The Nigerian Police Force have been accused of stalling the trial of the 57 men arrested for homosexuality in Egbeda, Lagos.
The men were arrested at a hotel where it is stated that they were carrying out gay initiation ceremony.
The lawyer representing the accused men, Oludara Falana stated that the case is dragging because the police are yet to present their proof of evidence before the court.
“If you’re going to charge people to court, you must give us the proof of evidence,” Mr Falana said at press conference on Monday August 26.
“The proof of evidence is everything you were able to gather together during your investigation which informed your decision to charge them to court.
“From my understanding and my interaction with some of these boys, they were in a party, so how do you prove to the whole world that they were engaged in same-sex?
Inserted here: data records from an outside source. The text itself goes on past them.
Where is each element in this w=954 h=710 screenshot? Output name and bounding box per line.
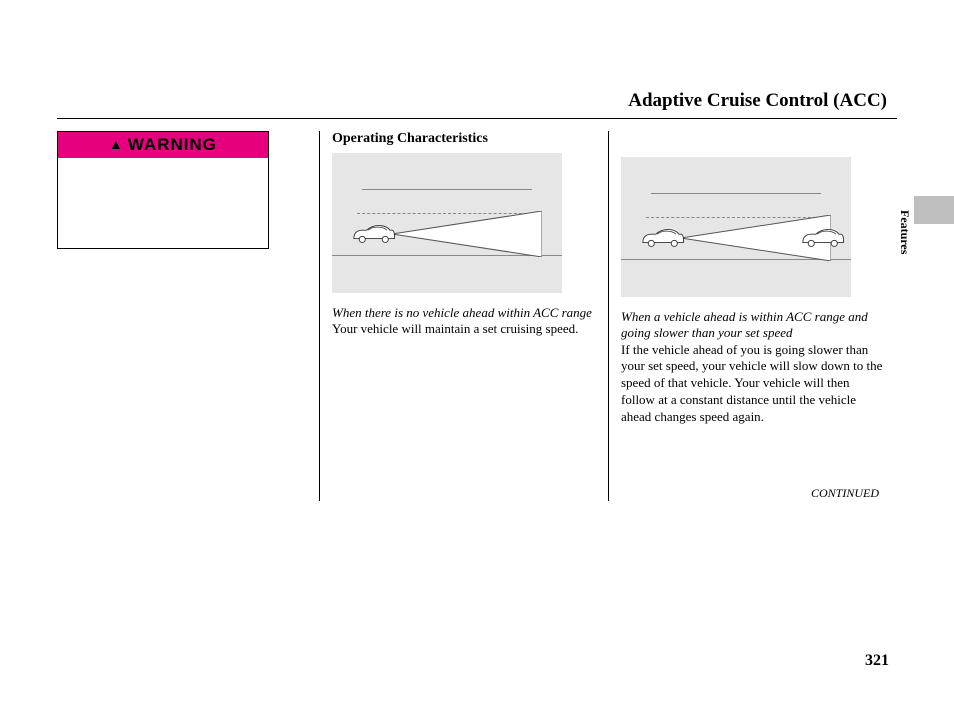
own-vehicle-icon [639, 227, 685, 249]
column-no-vehicle: Operating Characteristics When there is … [319, 131, 608, 501]
body-no-vehicle: Your vehicle will maintain a set cruisin… [332, 321, 596, 338]
manual-page: Adaptive Cruise Control (ACC) ▲WARNING O… [57, 0, 897, 501]
column-warning: ▲WARNING [57, 131, 319, 501]
caption-vehicle-ahead: When a vehicle ahead is within ACC range… [621, 309, 885, 342]
title-rule [57, 118, 897, 119]
lead-vehicle-icon [799, 227, 845, 249]
warning-box: ▲WARNING [57, 131, 269, 249]
warning-label: WARNING [128, 135, 217, 154]
page-title: Adaptive Cruise Control (ACC) [57, 90, 897, 118]
content-columns: ▲WARNING Operating Characteristics [57, 131, 897, 501]
diagram-vehicle-ahead [621, 157, 851, 297]
own-vehicle-icon [350, 223, 396, 245]
section-heading: Operating Characteristics [332, 131, 596, 147]
warning-body [58, 158, 268, 248]
page-number: 321 [865, 652, 889, 670]
continued-label: CONTINUED [621, 486, 885, 501]
side-tab [914, 196, 954, 224]
radar-cone-icon [392, 211, 542, 257]
side-section-label: Features [897, 210, 912, 254]
caption-no-vehicle: When there is no vehicle ahead within AC… [332, 305, 596, 321]
body-vehicle-ahead: If the vehicle ahead of you is going slo… [621, 342, 885, 426]
warning-header: ▲WARNING [58, 132, 268, 158]
diagram-no-vehicle-ahead [332, 153, 562, 293]
warning-triangle-icon: ▲ [109, 136, 124, 152]
column-vehicle-ahead: When a vehicle ahead is within ACC range… [608, 131, 897, 501]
We have 57 boys, who is having sex with the other? How were they doing it?
“It’s been exactly one year that these boys have been arrested and detained, and I can tell you, as at the last time we were in court, not a single charge has been preferred against them.
“I was in court personally myself on the last adjourned date and I tried to move the magistrate to strike out the case because as far as I’m concerned, there is no case before the court because there is no charge. But in her wisdom, she said no, that she is going to adjourn.
“Counsel to the police mentioned that they are trying to put heads together and charge them before a federal high court, that it was a federal offence.”
Nigeria’s anti-gay law criminalizes same-sex relationships, and persons caught in the act risk spending 14 years in jail.
Acknowledging the law, Falana reportedly lashed out at police for stalling the trial of the 57 men despite parading them in the media
“The question here is this, if the Constitution has guaranteed their freedom of association, freedom to assemble together, that fundamentally-guaranteed freedom cannot be taken away at the whims and caprice of anybody including the state.
“Anybody can gather, that is what the Constitution says, the Constitution never mentioned that boys must not stay together or girls must not assemble” he said.
“These boys have been shown to the whole world as homosexuals, as criminals. At the end of the day, if the state cannot prefer a charge against them in one year, it tells a lot about whatever is wrong with their investigation.
“Secondly, how are you going to make up for this stigmatisation? Are you going to take them back on air and say we are sorry these boys are not whom we thought they are? How do you ameliorate their pains in terms of re-creating the wrong impression you have given the whole world?” he added.
Xeenarh Mohammed, the executive director of The Initiative for Equal Rights, lamented the demonization of the men by the media and also how they are being deprived the right to clear their name.
“The reason we are here today is because of the miscarriage of justice that has been done here in Lagos State both by the police and the entire legal system,” said Ms Mohammed.
“Today is exactly a year since the people at a birthday party were arrested, detained for days, maltreated and they’ve still not seen justice. They’ve been branded as criminals, displayed to the rest of the world and they have not had a chance to clear their names.”